Interference management in NOMA-enabled virtualized wireless networks

• Published in: Wireless networks Vol. 28; no. 4; pp. 1457 - 1474
• Main Authors: Liu, Chengyi, Tao, Yu, Xing, Song
• Format: Journal Article
• Language: English
• Published: New York Springer US 01.05.2022; Springer Nature B.V
• Subjects: Algorithms; Communications Engineering; Complexity; Computer Communication Networks; Computing costs; Electrical Engineering; Engineering; Interference; IT in Business; Networks; Nonorthogonal multiple access; Original Paper; User requirements; Virtual networks; Wireless networks; Interference management; Virtualized wireless networks; Non-orthogonal multiple access; Resource allocation
• ISSN: 1022-0038; 1572-8196
• DOI: 10.1007/s11276-022-02911-3

In this paper, we address the interference management problem in non-orthogonal multiple access (NOMA)-enabled virtualized wireless networks (VWNs) by using power allocation approaches. Specifically, the power resources of the base station (BS) are shared among different service providers (called the slices), where the maximum tolerant interference is considered for each slice to guarantee their interference isolation.

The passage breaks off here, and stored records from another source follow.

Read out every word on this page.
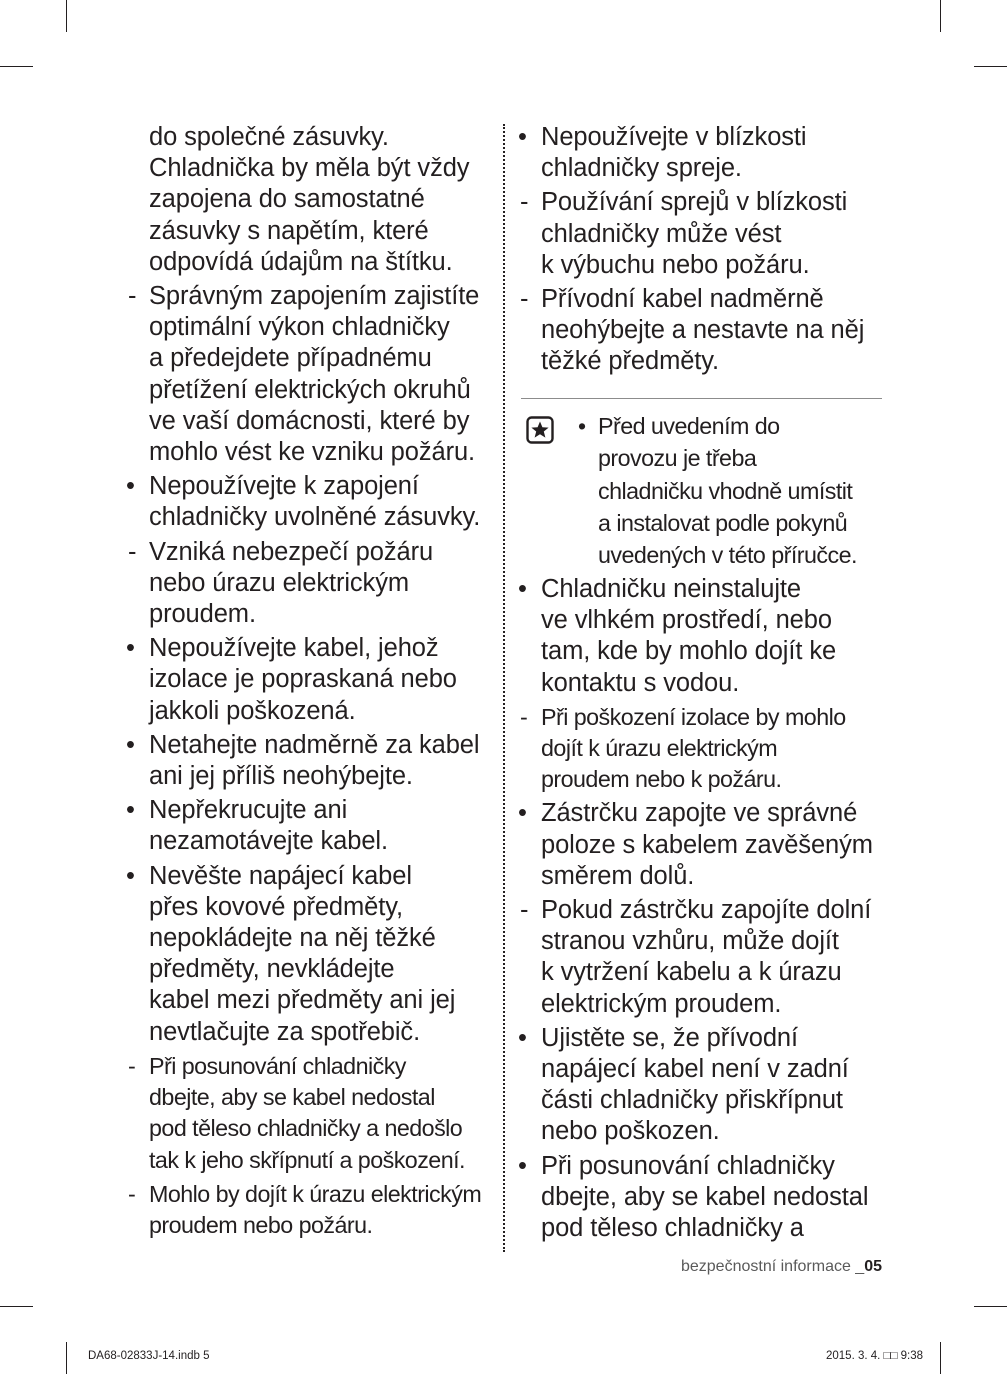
do společné zásuvky.
Chladnička by měla být vždy
zapojena do samostatné
zásuvky s napětím, které
odpovídá údajům na štítku.
- Správným zapojením zajistíte
optimální výkon chladničky
a předejdete případnému
přetížení elektrických okruhů
ve vaší domácnosti, které by
mohlo vést ke vzniku požáru.
• Nepoužívejte k zapojení
chladničky uvolněné zásuvky.
- Vzniká nebezpečí požáru
nebo úrazu elektrickým
proudem.
• Nepoužívejte kabel, jehož
izolace je popraskaná nebo
jakkoli poškozená.
• Netahejte nadměrně za kabel
ani jej příliš neohýbejte.
• Nepřekrucujte ani
nezamotávejte kabel.
• Nevěšte napájecí kabel
přes kovové předměty,
nepokládejte na něj těžké
předměty, nevkládejte
kabel mezi předměty ani jej
nevtlačujte za spotřebič.
- Při posunování chladničky
dbejte, aby se kabel nedostal
pod těleso chladničky a nedošlo
tak k jeho skřípnutí a poškození.
- Mohlo by dojít k úrazu elektrickým
proudem nebo požáru.
• Nepoužívejte v blízkosti
chladničky spreje.
- Používání sprejů v blízkosti
chladničky může vést
k výbuchu nebo požáru.
- Přívodní kabel nadměrně
neohýbejte a nestavte na něj
těžké předměty.
• Před uvedením do
provozu je třeba
chladničku vhodně umístit
a instalovat podle pokynů
uvedených v této příručce.
• Chladničku neinstalujte
ve vlhkém prostředí, nebo
tam, kde by mohlo dojít ke
kontaktu s vodou.
- Při poškození izolace by mohlo
dojít k úrazu elektrickým
proudem nebo k požáru.
• Zástrčku zapojte ve správné
poloze s kabelem zavěšeným
směrem dolů.
- Pokud zástrčku zapojíte dolní
stranou vzhůru, může dojít
k vytržení kabelu a k úrazu
elektrickým proudem.
• Ujistěte se, že přívodní
napájecí kabel není v zadní
části chladničky přiskřípnut
nebo poškozen.
• Při posunování chladničky
dbejte, aby se kabel nedostal
pod těleso chladničky a
bezpečnostní informace _05
DA68-02833J-14.indb 5	2015. 3. 4. □□ 9:38
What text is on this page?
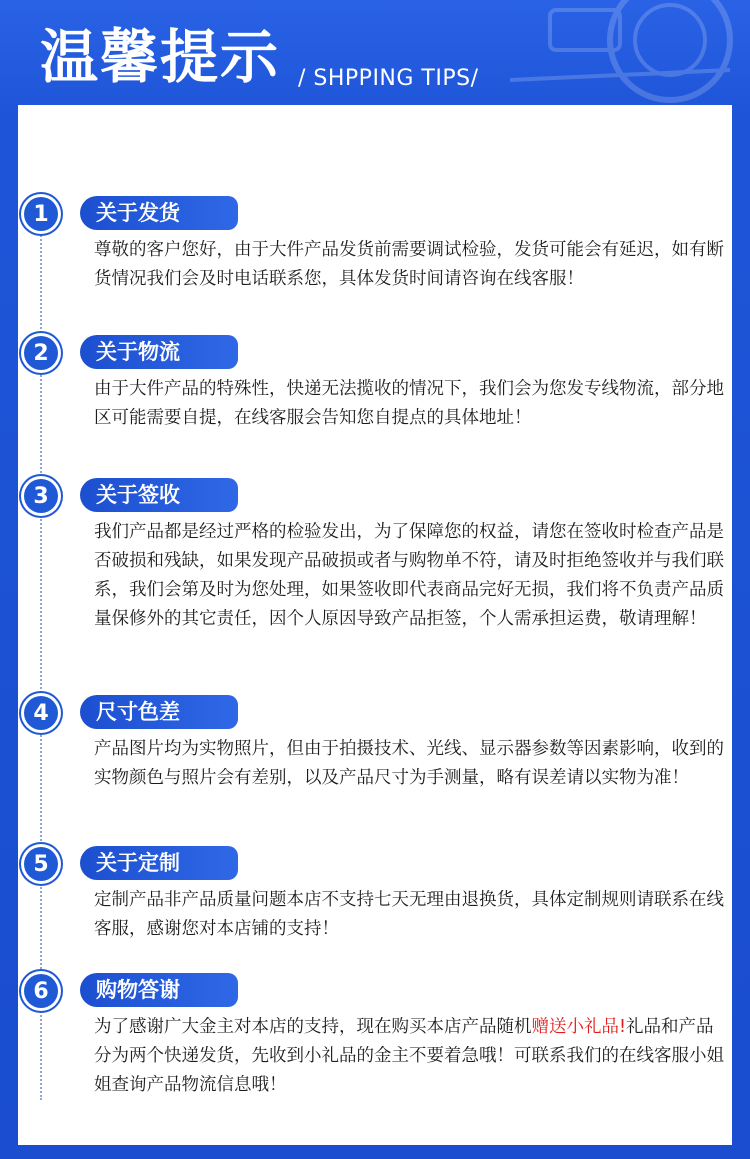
温馨提示 / SHPPING TIPS/
1	关于发货
尊敬的客户您好，由于大件产品发货前需要调试检验，发货可能会有延迟，如有断货情况我们会及时电话联系您，具体发货时间请咨询在线客服！
2	关于物流
由于大件产品的特殊性，快递无法揽收的情况下，我们会为您发专线物流，部分地区可能需要自提，在线客服会告知您自提点的具体地址！
3	关于签收
我们产品都是经过严格的检验发出，为了保障您的权益，请您在签收时检查产品是否破损和残缺，如果发现产品破损或者与购物单不符，请及时拒绝签收并与我们联系，我们会第及时为您处理，如果签收即代表商品完好无损，我们将不负责产品质量保修外的其它责任，因个人原因导致产品拒签，个人需承担运费，敬请理解！
4	尺寸色差
产品图片均为实物照片，但由于拍摄技术、光线、显示器参数等因素影响，收到的实物颜色与照片会有差别，以及产品尺寸为手测量，略有误差请以实物为准！
5	关于定制
定制产品非产品质量问题本店不支持七天无理由退换货，具体定制规则请联系在线客服，感谢您对本店铺的支持！
6	购物答谢
为了感谢广大金主对本店的支持，现在购买本店产品随机赠送小礼品!礼品和产品分为两个快递发货，先收到小礼品的金主不要着急哦！可联系我们的在线客服小姐姐查询产品物流信息哦！
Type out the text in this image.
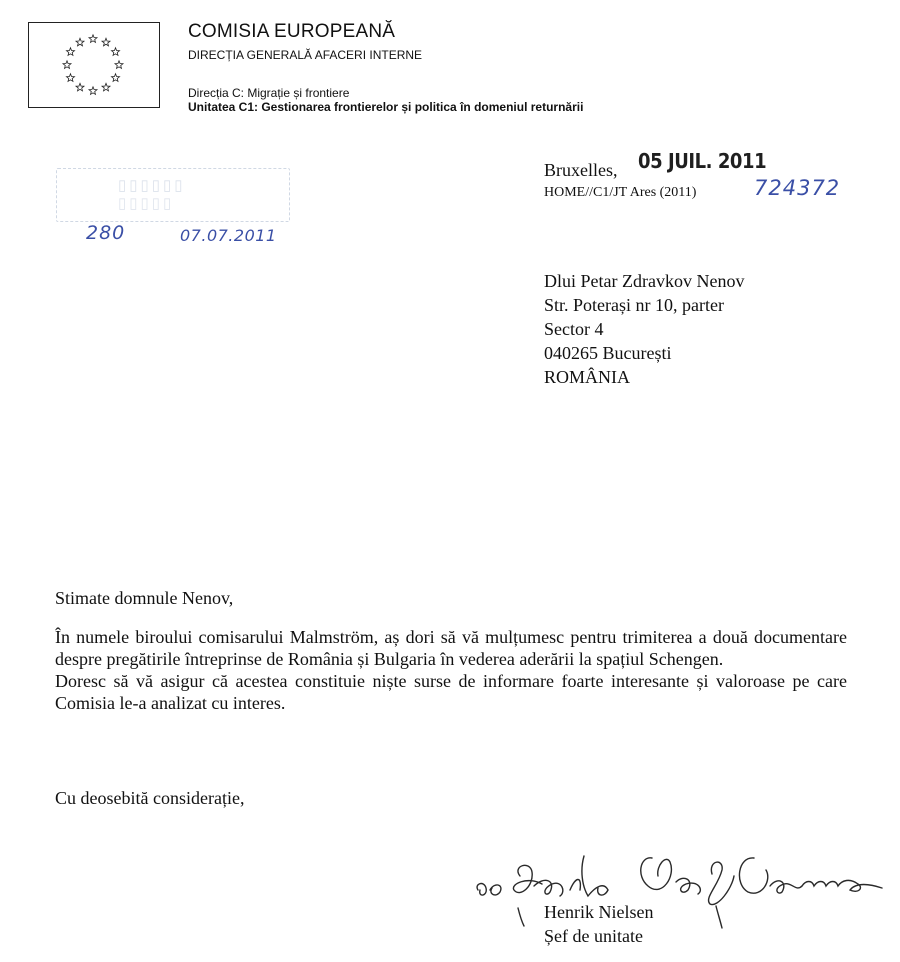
COMISIA EUROPEANĂ
DIRECȚIA GENERALĂ AFACERI INTERNE
Direcția C: Migrație și frontiere
Unitatea C1: Gestionarea frontierelor și politica în domeniul returnării
▯▯▯▯▯▯
▯▯▯▯▯
280	07.07.2011
Bruxelles, 05 JUIL. 2011
HOME//C1/JT Ares (2011)	724372
Dlui Petar Zdravkov Nenov
Str. Poterași nr 10, parter
Sector 4
040265 București
ROMÂNIA
Stimate domnule Nenov,

În numele biroului comisarului Malmström, aș dori să vă mulțumesc pentru trimiterea a două documentare despre pregătirile întreprinse de România și Bulgaria în vederea aderării la spațiul Schengen.

Doresc să vă asigur că acestea constituie niște surse de informare foarte interesante și valoroase pe care Comisia le-a analizat cu interes.

Cu deosebită considerație,
Henrik Nielsen
Șef de unitate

The interference management (IM) problem is formulated aiming to maximize the sum-rate of the system subject to the slice interference isolation, the minimum required rates of the individual users, and the power budget constraints of the whole system. Then, an optimal interference management algorithm (IMA) is proposed to solve the IM problem in a centralized manner at the BS. In addition, a computational-complexity reduced IMA (CCRIMA) is proposed with the implementation in a semi-distributed manner within each slice to obtain a suboptimal IM solution. Simulation results show that the proposed optimal power allocation in IMA achieves a flexible interference management within each slice, while supporting the minimum rate requirements of all users by adjusting the maximum tolerant interference in the slice. Moreover, the proposed CCRIMA can approximate the optimal performance of IMA in terms of the sum-rate of the system with a little computational cost of the computational complexity in each slice.